2021年プロ野球も終盤に差し掛かってきた。9月16日現在、カープは43勝57敗10分でリーグ最下位。チーム打率は両リーグトップの.260を記録しているものの、得点はリーグ5位の414と、チーム打率が反映されていない数字が残っている。

 また、ここまでの盗塁数はリーグ5位の51個。カープ野球といえば、“伝統の機動力野球”というイメージも強い。今季は足を使った攻撃力の復活が期待されていただけに、“カープらしい攻撃”が展開しているとは言い難い。

 カープ黄金期と呼ばれた1980年代、“赤ヘル軍団”は古葉竹識監督の下で高橋慶彦、山崎隆造らが塁上を駆け巡り、幾度も得点機会をつくり続けてきた。その時代に三度の盗塁王に輝いた高橋慶彦氏が、以前本誌に語っていた“自身が考える機動力野球”を、改めて振り返っていく。

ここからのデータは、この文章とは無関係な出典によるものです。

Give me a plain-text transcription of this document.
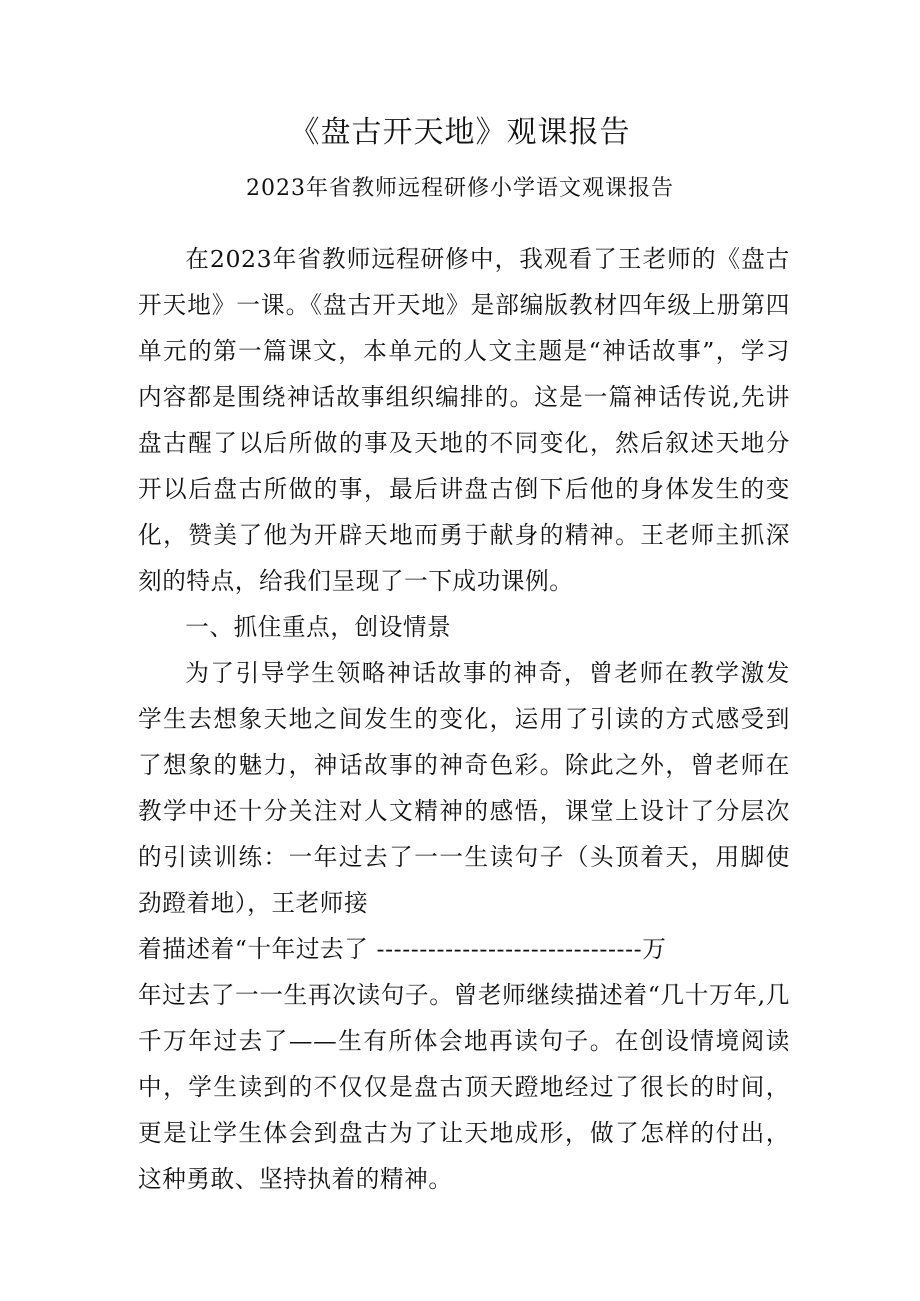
《盘古开天地》观课报告

2023年省教师远程研修小学语文观课报告

在2023年省教师远程研修中，我观看了王老师的《盘古开天地》一课。《盘古开天地》是部编版教材四年级上册第四单元的第一篇课文，本单元的人文主题是“神话故事”，学习内容都是围绕神话故事组织编排的。这是一篇神话传说,先讲盘古醒了以后所做的事及天地的不同变化，然后叙述天地分开以后盘古所做的事，最后讲盘古倒下后他的身体发生的变化，赞美了他为开辟天地而勇于献身的精神。王老师主抓深刻的特点，给我们呈现了一下成功课例。

一、抓住重点，创设情景

为了引导学生领略神话故事的神奇，曾老师在教学激发学生去想象天地之间发生的变化，运用了引读的方式感受到了想象的魅力，神话故事的神奇色彩。除此之外，曾老师在教学中还十分关注对人文精神的感悟，课堂上设计了分层次的引读训练：一年过去了一一生读句子（头顶着天，用脚使劲蹬着地），王老师接

着描述着“十年过去了 -------------------------------万

年过去了一一生再次读句子。曾老师继续描述着“几十万年,几千万年过去了——生有所体会地再读句子。在创设情境阅读中，学生读到的不仅仅是盘古顶天蹬地经过了很长的时间，更是让学生体会到盘古为了让天地成形，做了怎样的付出，这种勇敢、坚持执着的精神。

9月16日現在、チーム盗塁数51はリーグ5位。後半戦1番に定着した野間峻祥はチームトップの9盗塁を記録している。

◆いかに効率よく点を取るか?

 盗塁数が多いに越したことはありませんが『長打が出ないなら、走ろう』では得るものはありません。走者を返す打者がしっかりしているからこそ、盗塁が活きてくるのです。盗塁数が多くても、得点に繋がらないと全く意味がありません。

 現役時代、私はトップバッターを任されることが多かったですが、無死三塁、1死三塁という場面を作り出すことを念頭に置き『どうやったらチームが得点を奪えるか』を考えていました。その状況を作り出すことで、中軸のチャンスに強い打者が長打はもちろん、ゴロ、犠牲フライでも打ってくれれば簡単に得点が取れます。

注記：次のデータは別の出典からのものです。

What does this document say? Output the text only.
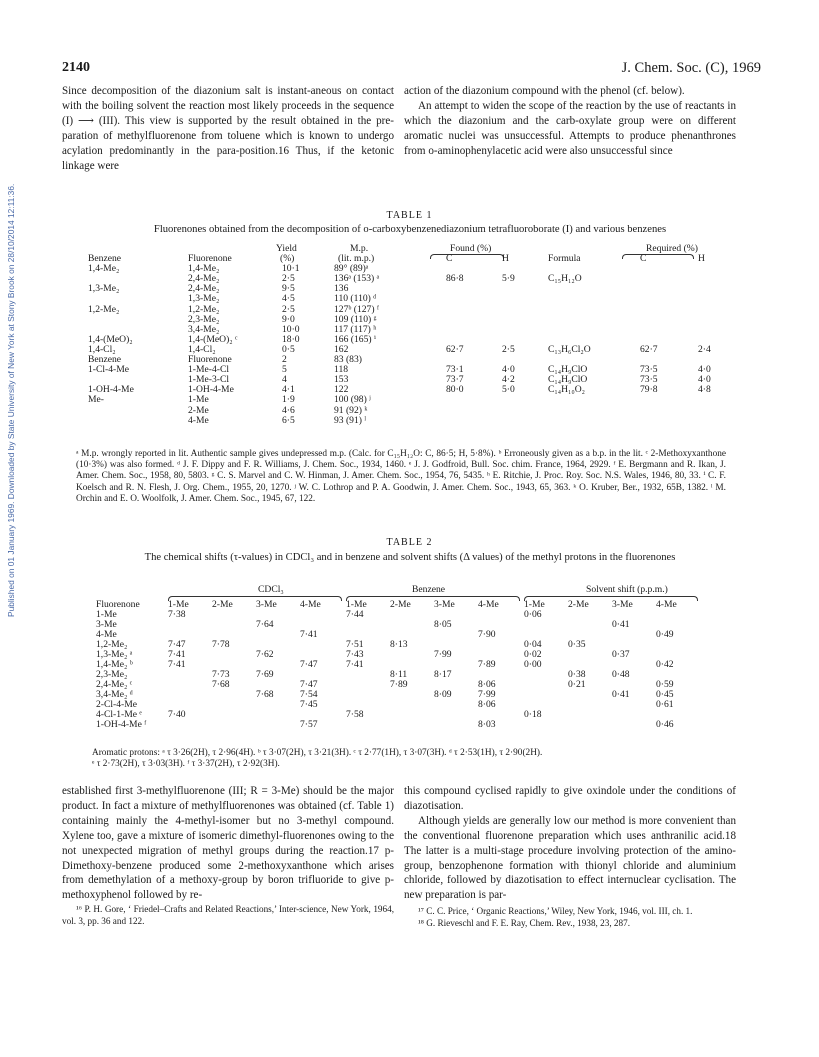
Published on 01 January 1969. Downloaded by State University of New York at Stony Brook on 28/10/2014 12:11:36.
2140	J. Chem. Soc. (C), 1969

Since decomposition of the diazonium salt is instant-aneous on contact with the boiling solvent the reaction most likely proceeds in the sequence (I) ⟶ (III). This view is supported by the result obtained in the pre-paration of methylfluorenone from toluene which is known to undergo acylation predominantly in the para-position.16 Thus, if the ketonic linkage were

action of the diazonium compound with the phenol (cf. below).

An attempt to widen the scope of the reaction by the use of reactants in which the diazonium and the carb-oxylate group were on different aromatic nuclei was unsuccessful. Attempts to produce phenanthrones from o-aminophenylacetic acid were also unsuccessful since

TABLE 1
Fluorenones obtained from the decomposition of o-carboxybenzenediazonium tetrafluoroborate (I) and various benzenes
		Yield	M.p.	Found (%)			Required (%)	
Benzene	Fluorenone	(%)	(lit. m.p.)	C	H	Formula	C	H
1,4-Me₂	1,4-Me₂	10·1	89° (89)ᵃ					
	2,4-Me₂	2·5	136ᵃ (153) ᵃ	86·8	5·9	C₁₅H₁₂O		
1,3-Me₂	2,4-Me₂	9·5	136					
	1,3-Me₂	4·5	110 (110) ᵈ					
1,2-Me₂	1,2-Me₂	2·5	127ᵇ (127) ᶠ					
	2,3-Me₂	9·0	109 (110) ᵍ					
	3,4-Me₂	10·0	117 (117) ʰ					
1,4-(MeO)₂	1,4-(MeO)₂ ᶜ	18·0	166 (165) ⁱ					
1,4-Cl₂	1,4-Cl₂	0·5	162	62·7	2·5	C₁₃H₆Cl₂O	62·7	2·4
Benzene	Fluorenone	2	83 (83)					
1-Cl-4-Me	1-Me-4-Cl	5	118	73·1	4·0	C₁₄H₉ClO	73·5	4·0
	1-Me-3-Cl	4	153	73·7	4·2	C₁₄H₉ClO	73·5	4·0
1-OH-4-Me	1-OH-4-Me	4·1	122	80·0	5·0	C₁₄H₁₀O₂	79·8	4·8
Me-	1-Me	1·9	100 (98) ʲ					
	2-Me	4·6	91 (92) ᵏ					
	4-Me	6·5	93 (91) ˡ					
ᵃ M.p. wrongly reported in lit. Authentic sample gives undepressed m.p. (Calc. for C₁₅H₁₂O: C, 86·5; H, 5·8%). ᵇ Erroneously given as a b.p. in the lit. ᶜ 2-Methoxyxanthone (10·3%) was also formed. ᵈ J. F. Dippy and F. R. Williams, J. Chem. Soc., 1934, 1460. ᵉ J. J. Godfroid, Bull. Soc. chim. France, 1964, 2929. ᶠ E. Bergmann and R. Ikan, J. Amer. Chem. Soc., 1958, 80, 5803. ᵍ C. S. Marvel and C. W. Hinman, J. Amer. Chem. Soc., 1954, 76, 5435. ʰ E. Ritchie, J. Proc. Roy. Soc. N.S. Wales, 1946, 80, 33. ⁱ C. F. Koelsch and R. N. Flesh, J. Org. Chem., 1955, 20, 1270. ʲ W. C. Lothrop and P. A. Goodwin, J. Amer. Chem. Soc., 1943, 65, 363. ᵏ O. Kruber, Ber., 1932, 65B, 1382. ˡ M. Orchin and E. O. Woolfolk, J. Amer. Chem. Soc., 1945, 67, 122.
TABLE 2
The chemical shifts (τ-values) in CDCl₃ and in benzene and solvent shifts (Δ values) of the methyl protons in the fluorenones
CDCl₃	Benzene	Solvent shift (p.p.m.)
Fluorenone	1-Me	2-Me	3-Me	4-Me	1-Me	2-Me	3-Me	4-Me	1-Me	2-Me	3-Me	4-Me
1-Me	7·38				7·44				0·06			
3-Me			7·64				8·05				0·41	
4-Me				7·41				7·90				0·49
1,2-Me₂	7·47	7·78			7·51	8·13			0·04	0·35		
1,3-Me₂ ᵃ	7·41		7·62		7·43		7·99		0·02		0·37	
1,4-Me₂ ᵇ	7·41			7·47	7·41			7·89	0·00			0·42
2,3-Me₂		7·73	7·69			8·11	8·17			0·38	0·48	
2,4-Me₂ ᶜ		7·68		7·47		7·89		8·06		0·21		0·59
3,4-Me₂ ᵈ			7·68	7·54			8·09	7·99			0·41	0·45
2-Cl-4-Me				7·45				8·06				0·61
4-Cl-1-Me ᵉ	7·40				7·58				0·18			
1-OH-4-Me ᶠ				7·57				8·03				0·46
Aromatic protons: ᵃ τ 3·26(2H), τ 2·96(4H). ᵇ τ 3·07(2H), τ 3·21(3H). ᶜ τ 2·77(1H), τ 3·07(3H). ᵈ τ 2·53(1H), τ 2·90(2H).
ᵉ τ 2·73(2H), τ 3·03(3H). ᶠ τ 3·37(2H), τ 2·92(3H).

established first 3-methylfluorenone (III; R = 3-Me) should be the major product. In fact a mixture of methylfluorenones was obtained (cf. Table 1) containing mainly the 4-methyl-isomer but no 3-methyl compound. Xylene too, gave a mixture of isomeric dimethyl-fluorenones owing to the not unexpected migration of methyl groups during the reaction.17 p-Dimethoxy-benzene produced some 2-methoxyxanthone which arises from demethylation of a methoxy-group by boron trifluoride to give p-methoxyphenol followed by re-

¹⁶ P. H. Gore, ‘ Friedel–Crafts and Related Reactions,’ Inter-science, New York, 1964, vol. 3, pp. 36 and 122.

this compound cyclised rapidly to give oxindole under the conditions of diazotisation.

Although yields are generally low our method is more convenient than the conventional fluorenone preparation which uses anthranilic acid.18 The latter is a multi-stage procedure involving protection of the amino-group, benzophenone formation with thionyl chloride and aluminium chloride, followed by diazotisation to effect internuclear cyclisation. The new preparation is par-

¹⁷ C. C. Price, ‘ Organic Reactions,’ Wiley, New York, 1946, vol. III, ch. 1.
¹⁸ G. Rieveschl and F. E. Ray, Chem. Rev., 1938, 23, 287.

 走者にしても打者にしても、置かれた状況を考え『いかに効率よく点を取るか』を頭に置いてプレーすることが大切になってきます。現役時代の私や山崎隆造、正田耕三は、無死二塁の場面で打席を迎えれば高い確立で三塁前へセーフティバントを試みていたと思います。

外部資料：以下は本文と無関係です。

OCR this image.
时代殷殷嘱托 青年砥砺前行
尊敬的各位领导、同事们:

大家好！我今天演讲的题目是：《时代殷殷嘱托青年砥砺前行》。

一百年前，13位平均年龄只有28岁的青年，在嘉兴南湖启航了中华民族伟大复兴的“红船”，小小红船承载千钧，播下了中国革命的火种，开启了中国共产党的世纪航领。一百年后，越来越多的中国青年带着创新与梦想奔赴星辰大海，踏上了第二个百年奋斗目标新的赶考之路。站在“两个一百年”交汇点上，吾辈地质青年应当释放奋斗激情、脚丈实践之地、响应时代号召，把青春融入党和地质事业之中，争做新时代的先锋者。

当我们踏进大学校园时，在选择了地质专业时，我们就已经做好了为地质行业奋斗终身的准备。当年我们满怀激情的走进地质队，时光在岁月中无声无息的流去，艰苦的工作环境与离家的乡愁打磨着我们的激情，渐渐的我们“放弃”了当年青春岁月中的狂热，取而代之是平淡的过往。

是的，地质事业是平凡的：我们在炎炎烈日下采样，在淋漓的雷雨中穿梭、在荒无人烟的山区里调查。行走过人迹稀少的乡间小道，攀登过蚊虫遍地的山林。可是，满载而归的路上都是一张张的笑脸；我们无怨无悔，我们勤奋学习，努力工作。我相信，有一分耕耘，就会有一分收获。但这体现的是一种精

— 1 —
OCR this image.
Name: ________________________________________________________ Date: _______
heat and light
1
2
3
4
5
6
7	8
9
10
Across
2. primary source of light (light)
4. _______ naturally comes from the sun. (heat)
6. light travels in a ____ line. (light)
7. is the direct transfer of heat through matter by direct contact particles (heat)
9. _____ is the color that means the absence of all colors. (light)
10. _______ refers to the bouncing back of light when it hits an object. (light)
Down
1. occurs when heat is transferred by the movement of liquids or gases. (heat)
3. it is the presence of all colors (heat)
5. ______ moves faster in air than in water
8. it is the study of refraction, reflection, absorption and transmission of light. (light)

 決めていれば無死一、三塁、犠打で決まれば1死三塁といずれも得点を奪う確立が上がる訳です。当時の古葉監督は常に『よく考えろ』と言っていました。「次の打者は誰なのか」、「ここで打つべきなのか」、「送るべきなのか」、「次の打者はどんな調子か」など、あらゆる状況判断を考えさせられました。その方法論の中で何を選択するか? それが大事になりますし、その行動こそが『機動力野球を理解している』ということに繋がっていくと思います。